An industry executive said the federal cabinet had approved the pricing mechanism four times in less than three months, and each time the “goalposts were changed” to the industry’s disadvantage during extremely challenging conditions.

He warned that several OMCs could face bankruptcy, adding that the country was already short of A-class companies following the exit of Shell, Total, and Chevron.

He said the government first used a 15-day average when prices were rising, then switched to a weekly average as prices, import premiums, and war risk surcharges surged, and later moved to crude-based pricing instead of product imports.

In the latest decision, he said, the government used average premiums of three months, while the actual benchmark of Pakistan State Oil (PSO) was not available. This was despite petroleum imports being reviewed and approved by the National Coordination and Management Council (NCMC), a newly created civil-military forum on energy supplies and pricing.

Giving an example, he said the ex-refinery price for diesel should have dropped by Rs30 per litre on June 19 under the prevailing formula but was reduced by Rs81 per litre under a cabinet decision taken through circulation, without any debate or discussion.

He added that PSO alone was expected to suffer losses of about Rs50 billion after the latest price adjustment, followed by around Rs25 billion for Pak-Arab Refinery Company, while all other companies were likely to jointly lose about Rs30 billion.

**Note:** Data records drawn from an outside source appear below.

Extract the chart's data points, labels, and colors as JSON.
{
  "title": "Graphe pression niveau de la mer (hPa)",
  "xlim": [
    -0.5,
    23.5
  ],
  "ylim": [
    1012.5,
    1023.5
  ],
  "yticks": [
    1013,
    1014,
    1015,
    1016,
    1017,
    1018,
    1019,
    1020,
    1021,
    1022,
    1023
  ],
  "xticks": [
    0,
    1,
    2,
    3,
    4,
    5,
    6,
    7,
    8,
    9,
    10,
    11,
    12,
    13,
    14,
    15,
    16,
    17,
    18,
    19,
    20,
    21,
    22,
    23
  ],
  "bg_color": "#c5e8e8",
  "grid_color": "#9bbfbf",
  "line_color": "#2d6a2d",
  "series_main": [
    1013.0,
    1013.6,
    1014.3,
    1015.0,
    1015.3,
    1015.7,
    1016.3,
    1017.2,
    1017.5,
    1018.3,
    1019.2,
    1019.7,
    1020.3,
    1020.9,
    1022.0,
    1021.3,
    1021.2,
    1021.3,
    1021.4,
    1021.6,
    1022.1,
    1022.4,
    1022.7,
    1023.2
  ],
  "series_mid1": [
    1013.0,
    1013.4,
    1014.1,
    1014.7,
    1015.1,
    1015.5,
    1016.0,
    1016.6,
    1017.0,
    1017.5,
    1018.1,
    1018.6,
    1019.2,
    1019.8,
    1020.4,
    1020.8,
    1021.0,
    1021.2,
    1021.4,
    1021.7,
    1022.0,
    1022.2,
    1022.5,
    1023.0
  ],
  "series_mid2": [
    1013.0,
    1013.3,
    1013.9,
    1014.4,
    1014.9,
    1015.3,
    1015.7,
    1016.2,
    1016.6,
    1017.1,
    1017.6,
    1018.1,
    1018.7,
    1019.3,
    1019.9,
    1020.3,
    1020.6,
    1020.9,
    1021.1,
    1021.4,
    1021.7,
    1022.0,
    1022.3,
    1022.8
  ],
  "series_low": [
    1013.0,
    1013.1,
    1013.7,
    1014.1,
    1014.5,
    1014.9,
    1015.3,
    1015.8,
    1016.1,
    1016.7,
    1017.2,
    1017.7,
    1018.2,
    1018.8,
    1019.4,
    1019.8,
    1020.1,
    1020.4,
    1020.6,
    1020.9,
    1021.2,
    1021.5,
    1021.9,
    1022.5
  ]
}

The Oil Companies’ Advisory Council (OCAC), a body comprising over three dozen refineries and OMCs, has formally written a protest letter to the government and sought an urgent meeting with all CEOs on Monday or Tuesday. The request has reportedly been declined for the week, according to official sources.

The OCAC expressed “grave concern over the continued unilateral petroleum pricing interventions undertaken by the government and their increasingly detrimental impact on the viability of Pakistan’s downstream petroleum sector”.

It said the industry had repeatedly highlighted the severe financial consequences of abrupt pricing decisions and growing policy uncertainty for investors and operators. Despite numerous representations to various forums, pricing decisions continued to be implemented without meaningful consultation with stakeholders responsible for maintaining the country’s fuel supply chain and strategic petroleum inventories.

The council alleged that the latest reduction in prices was achieved at the expense of the downstream petroleum industry by adopting yet another revised pricing formula, resulting in significant financial exposure for companies. It estimated an “unprecedented financial shock” based on industry stocks of approximately 505,000 tonnes of petrol and 655,000 tonnes of high-speed diesel (HSD), translating into an estimated Rs104 billion erosion in value across OMCs and refineries.

The OCAC said these losses represented a direct erosion of working capital, liquidity, and shareholder value. It added that the losses were not due to operational inefficiencies or market competition but were the result of unilateral policy decisions imposed on an industry already under financial stress.

It further stated that the industry had consistently supported the government’s objective of maintaining energy security and preventing supply disruptions.

The industry warned that the petroleum sector, which had historically attracted significant foreign investment in storage infrastructure, logistics networks, retail development, and supply chain resilience, was now facing declining investor confidence.

It said investments were originally made on the basis of regulatory consistency and policy stability. However, continued abrupt interventions could lead to investor withdrawal, insolvency, and possible bankruptcy of weaker participants.

According to the council, OMCs maintained nationwide distribution and strategic inventories despite mounting working capital pressures, while refineries supported national efforts by capping HSD margins, maintaining pre-war kerosene pricing for the armed forces, supplying jet fuel for Haj flights at pre-war rates, and contributing over Rs7 billion towards reducing the price differential claim. These, it said, were shared sacrifices made in the national interest.